Note that the callstack variable there makes a copy of the current calls when the exception is thrown. The trace printer, when requested to actually write it out, will look at that array to determine what to write. (See, it is REALLY SLOW to look up debug info to print the file/line numbers and function names, so it only does that when it must, to keep normal exception use - when it is thrown and caught later - faster.)

Anyway, I remember when the backtrace used to print the wrong line. It would print the line of code containing the next instruction - which may be quite some distance in the source from the actual assert/throw statement, making the print less helpful. If you look at that git blame link, you'll see the old code used to just literally copy the addresses right off the stack.

The call instruction works by pushing the return address to the stack, then jumping to the subroutine address. The return address is immediately after the call instruction, so when the CPU gets back there, it won't run the call again. This is why the old code would show the wrong line number, incorrectly putting the blame on the following instruction.

The new code rewinds that address a little to get it back to the call instruction itself - thus putting the printed function on the line where it belongs. But, on x86, there are a few different call instructions, and I'm not even sure it is possible to rewind correctly - you can only determine the actual size of the instruction by looking at the opcode, and you only know where the opcode is if you know the size of the instruction, or are reading the code in forward sequence like the cpu itself does. Moreover, on other processor architectures, the size will be different.

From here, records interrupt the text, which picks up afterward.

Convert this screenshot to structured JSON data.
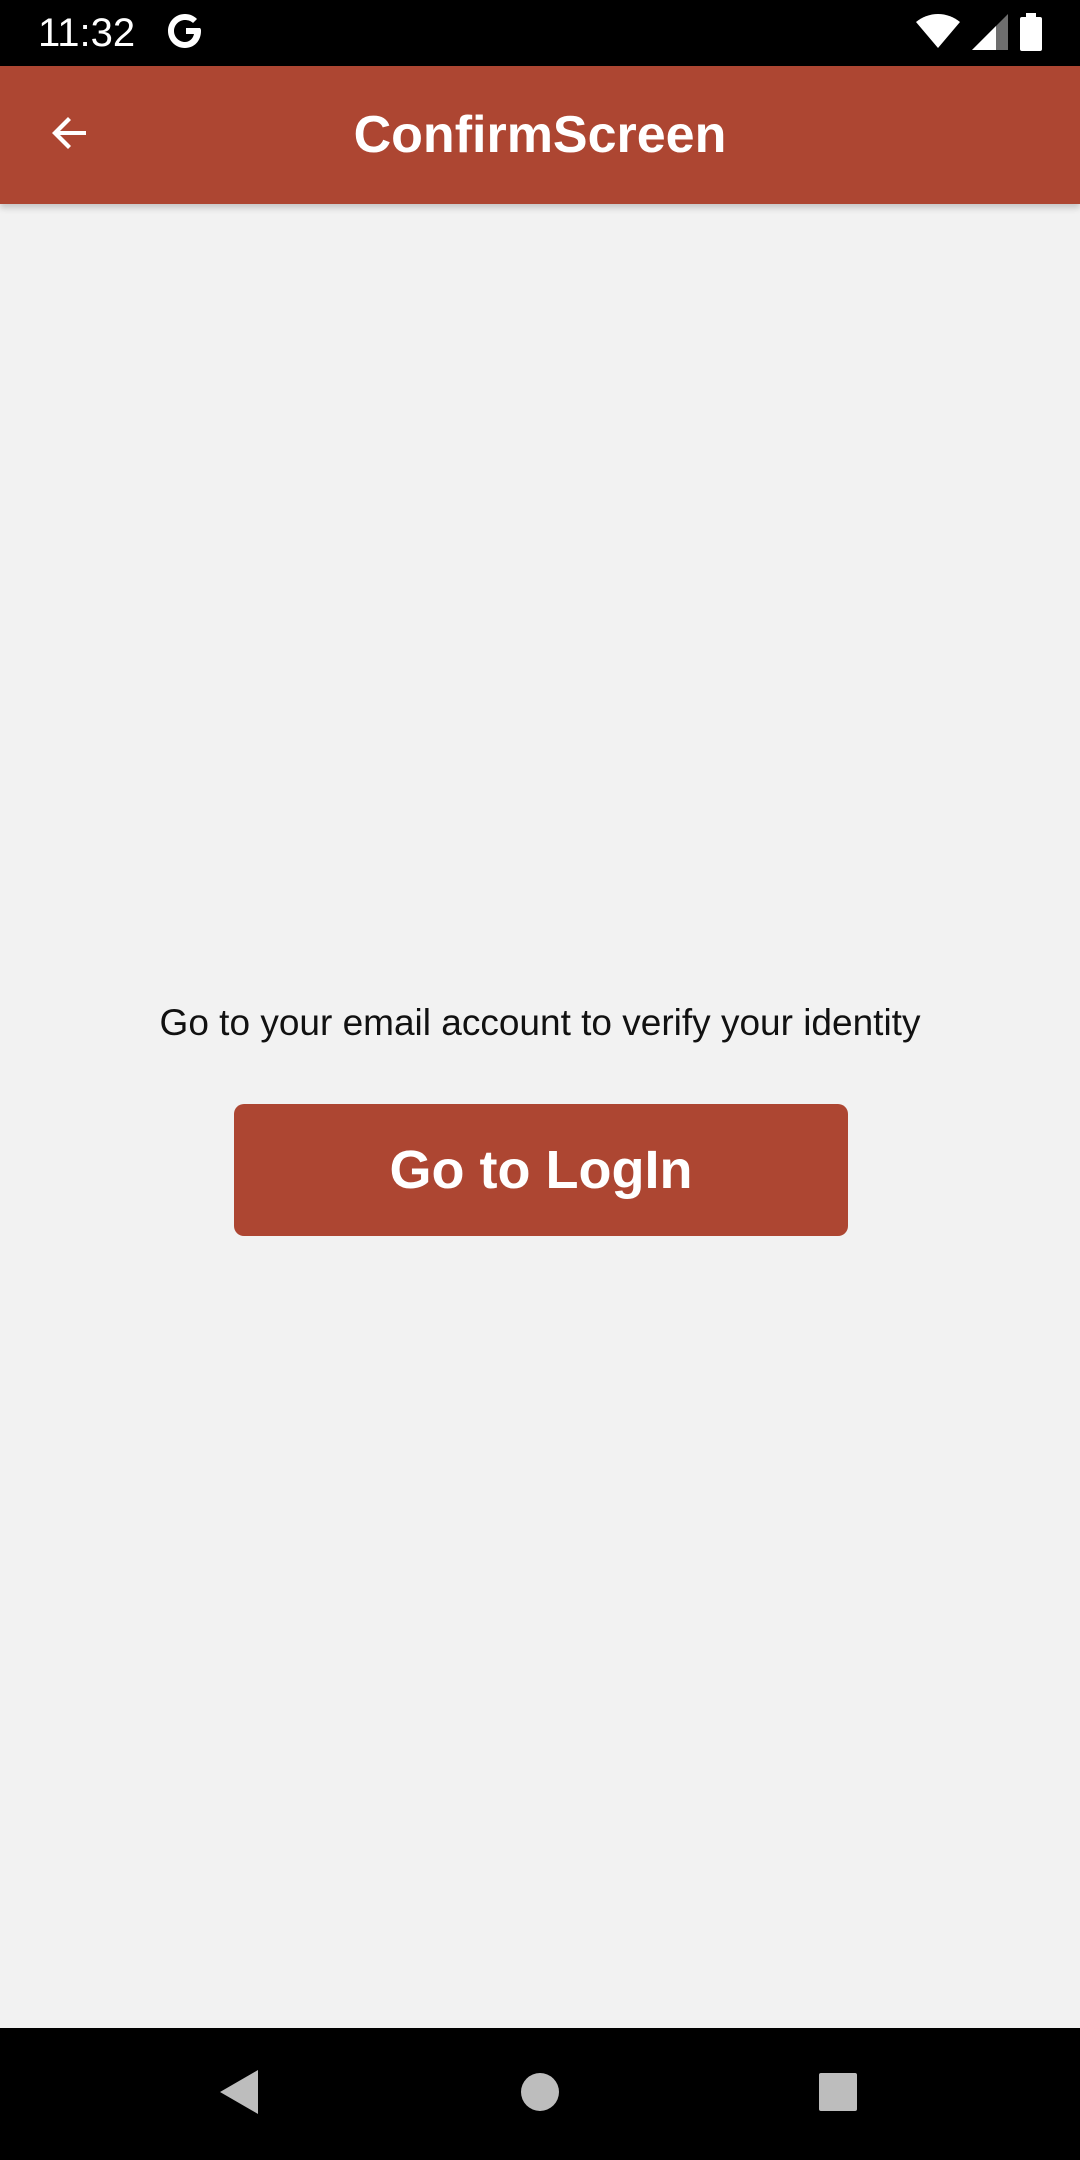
{
  "status_bar": {
    "time": "11:32",
    "icons": [
      "google-icon",
      "wifi-icon",
      "cell-signal-icon",
      "battery-icon"
    ]
  },
  "app_bar": {
    "title": "ConfirmScreen",
    "back_icon": "arrow-back-icon"
  },
  "content": {
    "message": "Go to your email account to verify your identity",
    "login_button_label": "Go to LogIn"
  },
  "nav_bar": {
    "icons": [
      "nav-back-icon",
      "nav-home-icon",
      "nav-recents-icon"
    ]
  },
  "colors": {
    "primary": "#ad4632",
    "background": "#f2f2f2",
    "system_bars": "#000000"
  }
}
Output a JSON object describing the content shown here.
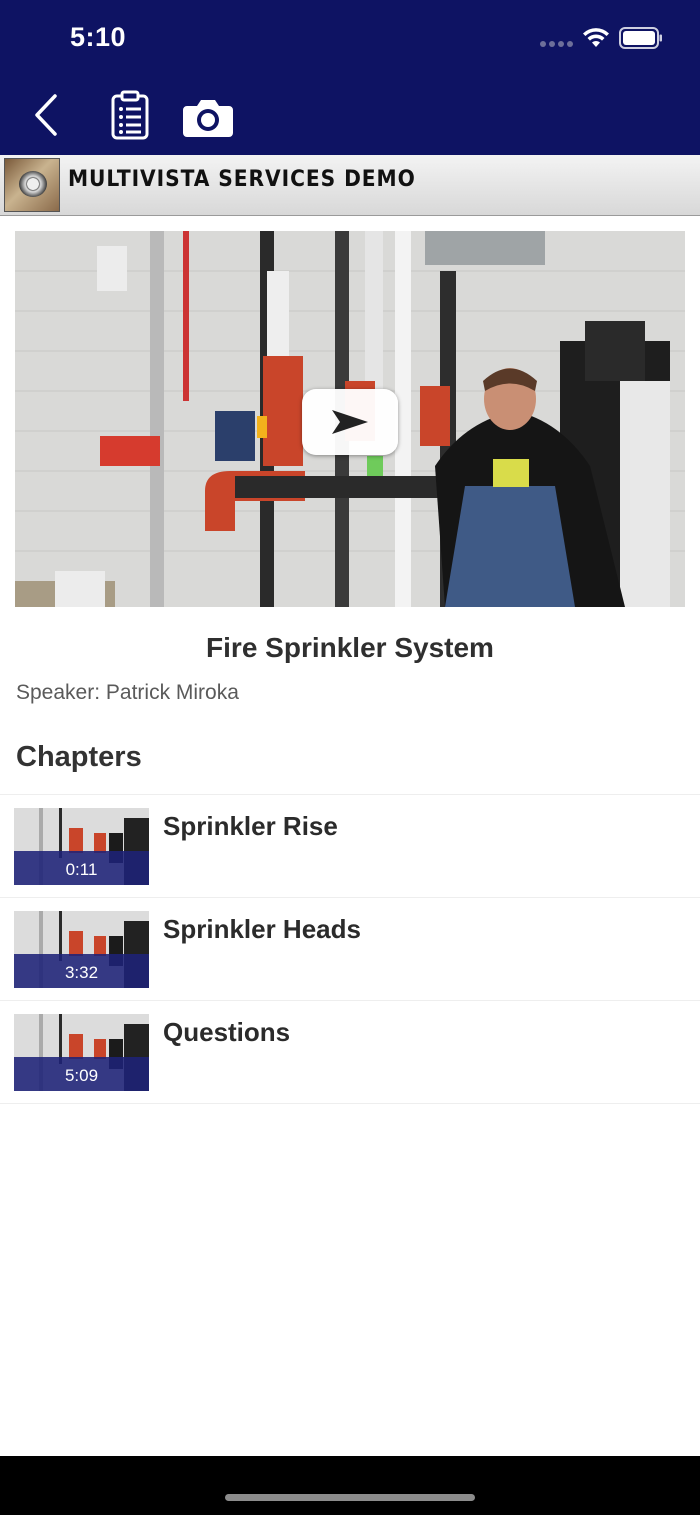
{
  "status_bar": {
    "time": "5:10"
  },
  "nav": {
    "back_icon": "chevron-left-icon",
    "report_icon": "clipboard-list-icon",
    "camera_icon": "camera-icon"
  },
  "project": {
    "title": "MULTIVISTA SERVICES DEMO"
  },
  "video": {
    "title": "Fire Sprinkler System",
    "speaker": "Speaker: Patrick Miroka"
  },
  "chapters_heading": "Chapters",
  "chapters": [
    {
      "title": "Sprinkler Rise",
      "time": "0:11"
    },
    {
      "title": "Sprinkler Heads",
      "time": "3:32"
    },
    {
      "title": "Questions",
      "time": "5:09"
    }
  ],
  "colors": {
    "nav_bg": "#0e1363",
    "chapter_band": "#1e2278"
  }
}
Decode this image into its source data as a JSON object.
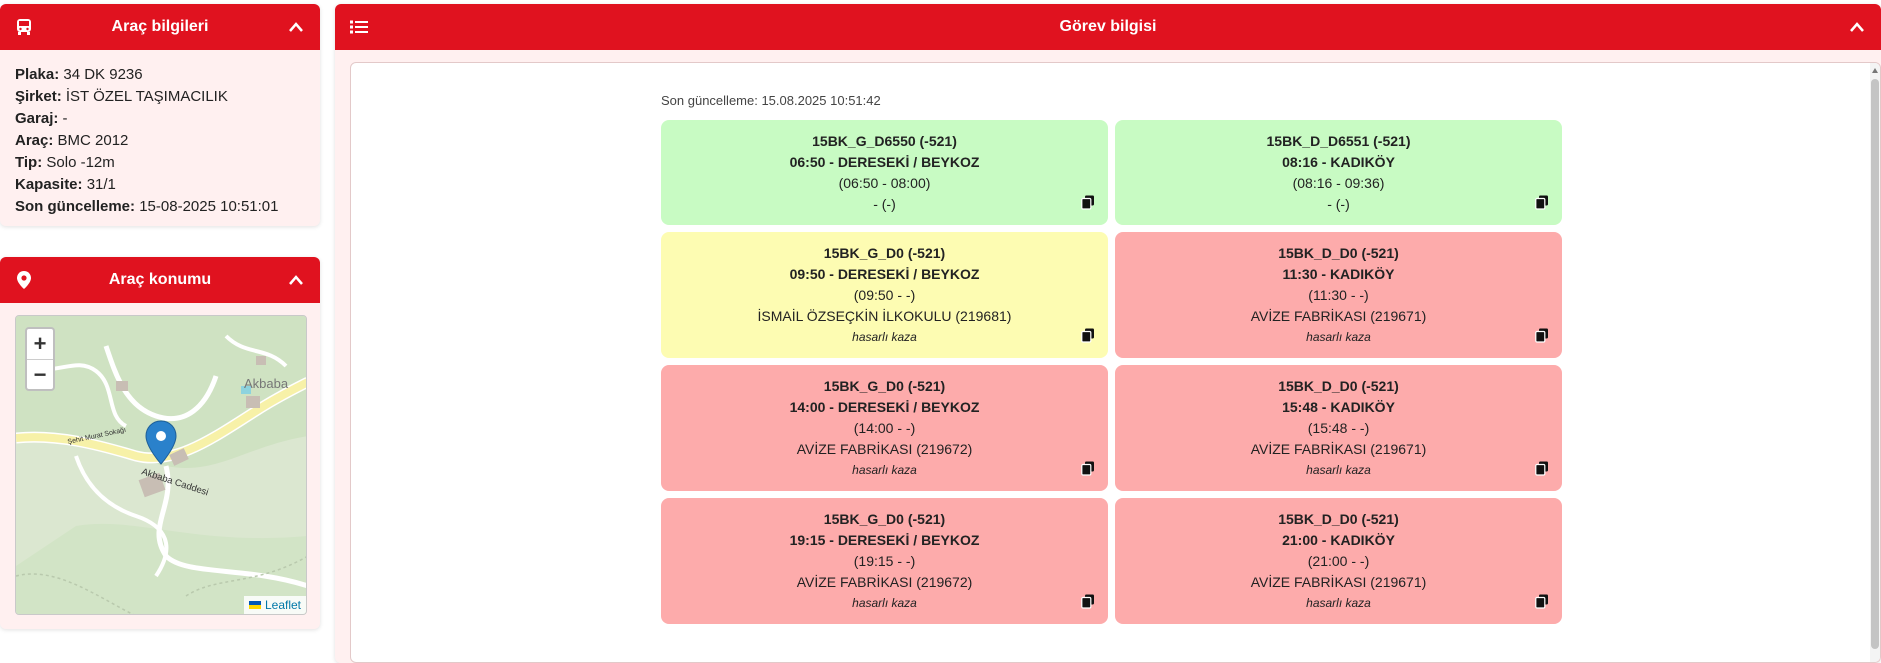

Like the comment in that line says though, we don't actually have to be perfect. The goal of this backtrace is to just get the user looking at the right place. The debugging information uses a kind of bounding box - if you are at or after the starting address of this function or line of source, but not yet at the starting address of the next function/line, it considers you to be there. It doesn't know or care about fractional lines of code.

Thus, it greatly simplifies the implementation by just assuming the size is 1 - good enough to get it back into that boundary.

I betcha gdb does something similarly internally, just its printer hides this, showing the return address from the stack directly in its backtrace. (BTW fun tip: pass --DRT-trapExceptions=no to your program's command line arguments when running it inside gdb. It will then trap at the throw point with the program still running instead of printing the message and saying the program exited with code 1!)

The druntime print code could also +1 back to it before printing to hide this internal implementation hack... but meh. The return address also isn't where the call actually occurred, you need to look above in your disassembler regardless. And even gdb doesn't actually show the address of the call (at least not my old version of it, maybe the new ones do). But it might be nice if it was a value in the disassembly for grepping regardless... If you want to make a PR to druntime, I'd support you in that (note I have no authority there but can help with comments).

But this at least definitively explains the status quo.